Louise was a petite 79-year old woman who spent her days watching TV and working her needlepoint, anchoring the tapestry frame against her chest with one arm while she slowly pushed the needle through with her good hand. I first met her casually because she was the roommate of another resident I was seeing. I’d say hello and excuse myself as I pulled the curtain for “privacy” while I spoke to her roommate, Cynthia, who was dying of cancer. I wasn’t too sure how much Louise could understand, since her speech was garbled and unintelligible, but we always acknowledged each other when I arrived for my weekly sessions with her roommate. When Cynthia died, I made a point of stopping by to offer my condolences. To my surprise, Louise burst into tears and held up her good hand for me to wait, while she labored over a note she wrote on the back of the recreation calendar. She pushed the paper toward me. I read it out loud. I was in the room when she died. I was in the room when my father died. She began to wail, and I murmured reassurances and stayed with her until she became calm.

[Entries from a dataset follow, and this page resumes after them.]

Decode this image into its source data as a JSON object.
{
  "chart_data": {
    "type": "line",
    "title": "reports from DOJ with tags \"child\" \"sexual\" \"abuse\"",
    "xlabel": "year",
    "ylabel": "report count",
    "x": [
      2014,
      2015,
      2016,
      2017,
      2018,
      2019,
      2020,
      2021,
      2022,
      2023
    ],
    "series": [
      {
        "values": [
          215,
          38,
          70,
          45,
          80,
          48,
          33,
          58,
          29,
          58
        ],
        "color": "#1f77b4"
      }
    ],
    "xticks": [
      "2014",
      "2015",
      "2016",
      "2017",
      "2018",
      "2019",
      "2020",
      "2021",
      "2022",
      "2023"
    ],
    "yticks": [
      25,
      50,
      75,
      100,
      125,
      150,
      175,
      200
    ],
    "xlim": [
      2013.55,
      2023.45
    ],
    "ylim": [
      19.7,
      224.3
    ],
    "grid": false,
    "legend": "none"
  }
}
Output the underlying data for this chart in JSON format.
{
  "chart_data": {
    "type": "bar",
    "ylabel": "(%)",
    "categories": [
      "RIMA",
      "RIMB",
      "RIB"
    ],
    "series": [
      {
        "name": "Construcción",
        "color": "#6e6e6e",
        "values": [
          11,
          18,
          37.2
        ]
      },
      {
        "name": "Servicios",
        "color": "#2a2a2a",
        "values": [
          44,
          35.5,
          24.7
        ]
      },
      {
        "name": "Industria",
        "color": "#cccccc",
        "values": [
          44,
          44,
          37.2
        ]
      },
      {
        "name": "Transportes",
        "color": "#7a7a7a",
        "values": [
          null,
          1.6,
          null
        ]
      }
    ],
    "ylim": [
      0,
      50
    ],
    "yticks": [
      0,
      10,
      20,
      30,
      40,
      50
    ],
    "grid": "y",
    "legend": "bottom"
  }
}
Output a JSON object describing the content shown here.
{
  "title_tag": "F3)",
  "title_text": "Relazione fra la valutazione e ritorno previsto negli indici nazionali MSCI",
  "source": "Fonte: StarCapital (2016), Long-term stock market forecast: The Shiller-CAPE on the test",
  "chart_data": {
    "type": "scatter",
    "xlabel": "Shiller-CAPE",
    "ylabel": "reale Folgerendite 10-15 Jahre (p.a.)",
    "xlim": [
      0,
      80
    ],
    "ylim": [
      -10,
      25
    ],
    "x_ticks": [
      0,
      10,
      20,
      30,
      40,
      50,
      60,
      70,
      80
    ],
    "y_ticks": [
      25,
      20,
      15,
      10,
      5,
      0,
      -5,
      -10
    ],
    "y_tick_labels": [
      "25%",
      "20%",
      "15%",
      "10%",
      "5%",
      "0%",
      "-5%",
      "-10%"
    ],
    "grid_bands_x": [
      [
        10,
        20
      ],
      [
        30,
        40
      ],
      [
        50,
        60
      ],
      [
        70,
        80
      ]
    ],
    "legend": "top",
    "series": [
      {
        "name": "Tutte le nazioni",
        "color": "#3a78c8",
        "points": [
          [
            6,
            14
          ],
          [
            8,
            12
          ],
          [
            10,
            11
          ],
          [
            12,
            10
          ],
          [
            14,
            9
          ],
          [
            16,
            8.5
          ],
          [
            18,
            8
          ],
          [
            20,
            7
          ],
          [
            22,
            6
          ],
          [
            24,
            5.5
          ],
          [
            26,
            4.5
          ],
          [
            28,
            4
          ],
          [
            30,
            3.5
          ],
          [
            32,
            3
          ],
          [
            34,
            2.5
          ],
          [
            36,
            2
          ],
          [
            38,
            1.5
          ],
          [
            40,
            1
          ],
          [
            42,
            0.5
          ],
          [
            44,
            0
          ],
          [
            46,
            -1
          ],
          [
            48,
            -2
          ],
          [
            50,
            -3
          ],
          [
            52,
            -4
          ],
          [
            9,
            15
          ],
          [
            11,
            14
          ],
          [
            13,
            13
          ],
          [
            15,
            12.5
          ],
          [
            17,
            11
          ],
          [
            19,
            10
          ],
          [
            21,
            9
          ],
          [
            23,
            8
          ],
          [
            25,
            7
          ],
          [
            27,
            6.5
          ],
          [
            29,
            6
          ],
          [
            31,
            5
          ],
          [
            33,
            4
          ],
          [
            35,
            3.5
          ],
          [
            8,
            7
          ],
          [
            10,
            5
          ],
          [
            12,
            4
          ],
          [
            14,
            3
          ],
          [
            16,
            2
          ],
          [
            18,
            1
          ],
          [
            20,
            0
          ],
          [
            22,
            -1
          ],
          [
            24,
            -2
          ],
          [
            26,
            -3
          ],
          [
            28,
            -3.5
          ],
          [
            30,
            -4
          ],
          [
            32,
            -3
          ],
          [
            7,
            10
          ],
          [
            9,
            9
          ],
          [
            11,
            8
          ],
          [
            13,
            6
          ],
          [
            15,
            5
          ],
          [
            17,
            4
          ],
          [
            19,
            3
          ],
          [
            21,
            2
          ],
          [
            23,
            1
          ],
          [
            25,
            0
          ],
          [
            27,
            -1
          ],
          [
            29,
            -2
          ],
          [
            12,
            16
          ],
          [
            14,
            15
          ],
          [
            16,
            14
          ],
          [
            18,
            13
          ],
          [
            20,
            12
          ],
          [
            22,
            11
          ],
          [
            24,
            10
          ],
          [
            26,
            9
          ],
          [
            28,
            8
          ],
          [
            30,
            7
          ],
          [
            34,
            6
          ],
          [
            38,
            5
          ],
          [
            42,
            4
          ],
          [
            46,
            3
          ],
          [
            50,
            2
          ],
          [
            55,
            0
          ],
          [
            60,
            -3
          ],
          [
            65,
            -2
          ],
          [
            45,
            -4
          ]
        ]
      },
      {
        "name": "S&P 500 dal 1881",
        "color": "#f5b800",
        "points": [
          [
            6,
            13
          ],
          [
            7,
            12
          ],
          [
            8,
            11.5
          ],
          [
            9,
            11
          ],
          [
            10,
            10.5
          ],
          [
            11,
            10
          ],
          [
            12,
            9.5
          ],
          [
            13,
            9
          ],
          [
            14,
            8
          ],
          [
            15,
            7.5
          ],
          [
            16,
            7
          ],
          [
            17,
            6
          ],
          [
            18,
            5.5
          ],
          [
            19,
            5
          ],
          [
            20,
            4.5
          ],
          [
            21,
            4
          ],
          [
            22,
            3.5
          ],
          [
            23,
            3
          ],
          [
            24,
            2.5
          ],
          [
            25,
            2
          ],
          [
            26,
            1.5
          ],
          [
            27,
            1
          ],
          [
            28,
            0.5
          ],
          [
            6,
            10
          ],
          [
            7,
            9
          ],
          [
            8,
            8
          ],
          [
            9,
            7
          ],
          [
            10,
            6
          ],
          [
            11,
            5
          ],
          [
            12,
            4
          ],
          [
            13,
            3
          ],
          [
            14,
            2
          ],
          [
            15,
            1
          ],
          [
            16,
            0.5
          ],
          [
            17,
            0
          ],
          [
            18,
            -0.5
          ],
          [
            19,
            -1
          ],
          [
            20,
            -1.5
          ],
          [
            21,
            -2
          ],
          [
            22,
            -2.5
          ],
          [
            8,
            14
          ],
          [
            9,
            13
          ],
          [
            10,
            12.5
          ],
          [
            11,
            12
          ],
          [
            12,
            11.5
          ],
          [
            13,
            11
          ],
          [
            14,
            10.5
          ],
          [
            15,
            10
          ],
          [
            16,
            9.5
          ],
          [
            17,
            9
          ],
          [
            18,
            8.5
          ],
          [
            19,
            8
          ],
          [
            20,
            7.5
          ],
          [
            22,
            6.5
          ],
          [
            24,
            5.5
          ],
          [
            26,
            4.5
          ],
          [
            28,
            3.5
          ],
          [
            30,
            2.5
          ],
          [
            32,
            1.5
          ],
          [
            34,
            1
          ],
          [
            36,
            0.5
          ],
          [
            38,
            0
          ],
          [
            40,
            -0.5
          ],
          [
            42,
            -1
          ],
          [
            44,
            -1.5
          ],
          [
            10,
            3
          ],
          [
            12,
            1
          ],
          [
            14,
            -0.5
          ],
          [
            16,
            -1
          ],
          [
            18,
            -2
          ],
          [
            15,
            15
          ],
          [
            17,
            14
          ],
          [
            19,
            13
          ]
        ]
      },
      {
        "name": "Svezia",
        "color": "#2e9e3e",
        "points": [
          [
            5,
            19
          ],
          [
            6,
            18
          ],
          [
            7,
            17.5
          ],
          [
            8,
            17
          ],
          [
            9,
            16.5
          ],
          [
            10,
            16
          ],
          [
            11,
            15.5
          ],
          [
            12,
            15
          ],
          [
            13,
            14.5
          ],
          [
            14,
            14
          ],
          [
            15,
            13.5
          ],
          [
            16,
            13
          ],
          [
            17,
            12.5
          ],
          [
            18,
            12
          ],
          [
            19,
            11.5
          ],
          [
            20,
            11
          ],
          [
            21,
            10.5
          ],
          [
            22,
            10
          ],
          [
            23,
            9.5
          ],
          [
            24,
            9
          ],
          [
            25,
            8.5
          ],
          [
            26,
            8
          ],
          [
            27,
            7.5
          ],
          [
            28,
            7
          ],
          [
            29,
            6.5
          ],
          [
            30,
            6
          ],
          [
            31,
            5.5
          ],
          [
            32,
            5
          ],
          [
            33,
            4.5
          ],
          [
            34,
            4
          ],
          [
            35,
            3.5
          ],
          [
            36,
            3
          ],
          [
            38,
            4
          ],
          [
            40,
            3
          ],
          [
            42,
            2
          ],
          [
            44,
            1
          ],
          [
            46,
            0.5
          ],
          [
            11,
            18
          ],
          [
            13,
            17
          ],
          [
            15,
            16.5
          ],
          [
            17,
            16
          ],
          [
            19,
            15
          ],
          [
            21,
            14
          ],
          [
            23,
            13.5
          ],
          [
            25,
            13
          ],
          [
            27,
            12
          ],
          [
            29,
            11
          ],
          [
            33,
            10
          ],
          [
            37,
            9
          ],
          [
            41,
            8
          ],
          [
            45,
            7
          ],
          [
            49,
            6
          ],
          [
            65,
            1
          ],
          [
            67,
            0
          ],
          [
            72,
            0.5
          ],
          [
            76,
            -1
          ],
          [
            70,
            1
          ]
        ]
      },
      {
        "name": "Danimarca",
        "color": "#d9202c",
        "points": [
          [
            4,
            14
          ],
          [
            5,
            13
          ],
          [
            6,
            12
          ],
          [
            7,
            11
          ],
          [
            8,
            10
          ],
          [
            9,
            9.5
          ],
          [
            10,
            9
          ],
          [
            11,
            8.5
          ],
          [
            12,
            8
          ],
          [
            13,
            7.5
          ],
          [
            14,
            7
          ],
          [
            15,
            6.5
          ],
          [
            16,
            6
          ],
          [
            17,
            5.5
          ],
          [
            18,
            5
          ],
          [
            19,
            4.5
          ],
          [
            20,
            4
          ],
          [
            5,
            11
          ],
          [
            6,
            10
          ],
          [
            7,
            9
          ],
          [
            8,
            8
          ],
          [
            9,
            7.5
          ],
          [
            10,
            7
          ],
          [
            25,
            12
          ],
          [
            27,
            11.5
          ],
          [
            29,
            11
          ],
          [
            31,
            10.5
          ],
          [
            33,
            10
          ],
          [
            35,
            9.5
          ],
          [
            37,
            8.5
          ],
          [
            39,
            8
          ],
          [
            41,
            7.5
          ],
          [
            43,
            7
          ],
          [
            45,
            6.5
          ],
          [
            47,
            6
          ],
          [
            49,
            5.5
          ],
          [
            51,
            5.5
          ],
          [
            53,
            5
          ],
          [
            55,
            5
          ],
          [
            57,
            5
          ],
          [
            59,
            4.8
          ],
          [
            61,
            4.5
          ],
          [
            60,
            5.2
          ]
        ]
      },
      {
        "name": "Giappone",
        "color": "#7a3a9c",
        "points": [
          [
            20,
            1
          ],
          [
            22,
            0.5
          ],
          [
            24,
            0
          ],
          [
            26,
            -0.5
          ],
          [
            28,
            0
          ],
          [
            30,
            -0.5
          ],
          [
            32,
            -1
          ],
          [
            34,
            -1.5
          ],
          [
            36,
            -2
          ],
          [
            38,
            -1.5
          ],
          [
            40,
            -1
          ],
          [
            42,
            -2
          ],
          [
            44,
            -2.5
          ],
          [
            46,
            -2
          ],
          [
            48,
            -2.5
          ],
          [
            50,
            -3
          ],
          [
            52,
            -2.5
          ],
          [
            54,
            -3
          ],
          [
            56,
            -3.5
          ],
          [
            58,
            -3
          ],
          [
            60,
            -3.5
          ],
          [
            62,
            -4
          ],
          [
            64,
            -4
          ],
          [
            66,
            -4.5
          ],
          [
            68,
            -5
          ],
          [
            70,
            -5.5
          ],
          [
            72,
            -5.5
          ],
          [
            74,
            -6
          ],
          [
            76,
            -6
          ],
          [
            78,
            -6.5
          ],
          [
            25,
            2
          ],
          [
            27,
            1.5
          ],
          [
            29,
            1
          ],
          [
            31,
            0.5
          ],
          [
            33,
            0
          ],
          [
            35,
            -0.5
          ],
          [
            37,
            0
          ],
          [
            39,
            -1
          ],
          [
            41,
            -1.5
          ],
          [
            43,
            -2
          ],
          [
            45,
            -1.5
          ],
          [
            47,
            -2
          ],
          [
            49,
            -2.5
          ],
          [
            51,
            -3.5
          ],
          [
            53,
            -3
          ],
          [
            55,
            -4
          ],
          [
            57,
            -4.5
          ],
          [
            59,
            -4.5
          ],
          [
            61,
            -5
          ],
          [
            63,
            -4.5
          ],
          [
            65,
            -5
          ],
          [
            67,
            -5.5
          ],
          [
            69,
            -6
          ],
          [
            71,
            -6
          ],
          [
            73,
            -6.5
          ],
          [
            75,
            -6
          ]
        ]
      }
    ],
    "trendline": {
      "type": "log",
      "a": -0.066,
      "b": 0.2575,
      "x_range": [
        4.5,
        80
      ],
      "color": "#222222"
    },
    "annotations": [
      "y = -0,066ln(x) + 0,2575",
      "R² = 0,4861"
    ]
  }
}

I’ve been a cripple ever since I got polio as a girl. I never had a job.
“Yet you write so well,” I commented, “and your spelling is perfect.”
My mother home-schooled me. My parents insisted on an education.
She told me about her twin sisters, Lina and Lana, now 81 years old.
They doted on me, just like my parents did. She laughed, and took back the scrap of paper to add, They still do.
I can’t talk to them. No one understands what I’m saying.
“Why don’t you try using your computer?” I suggested. I set her up in the hallway and explained to some of her neighbors how the computer worked. She tried this a couple of times, but soon retreated to her television and needlepoint.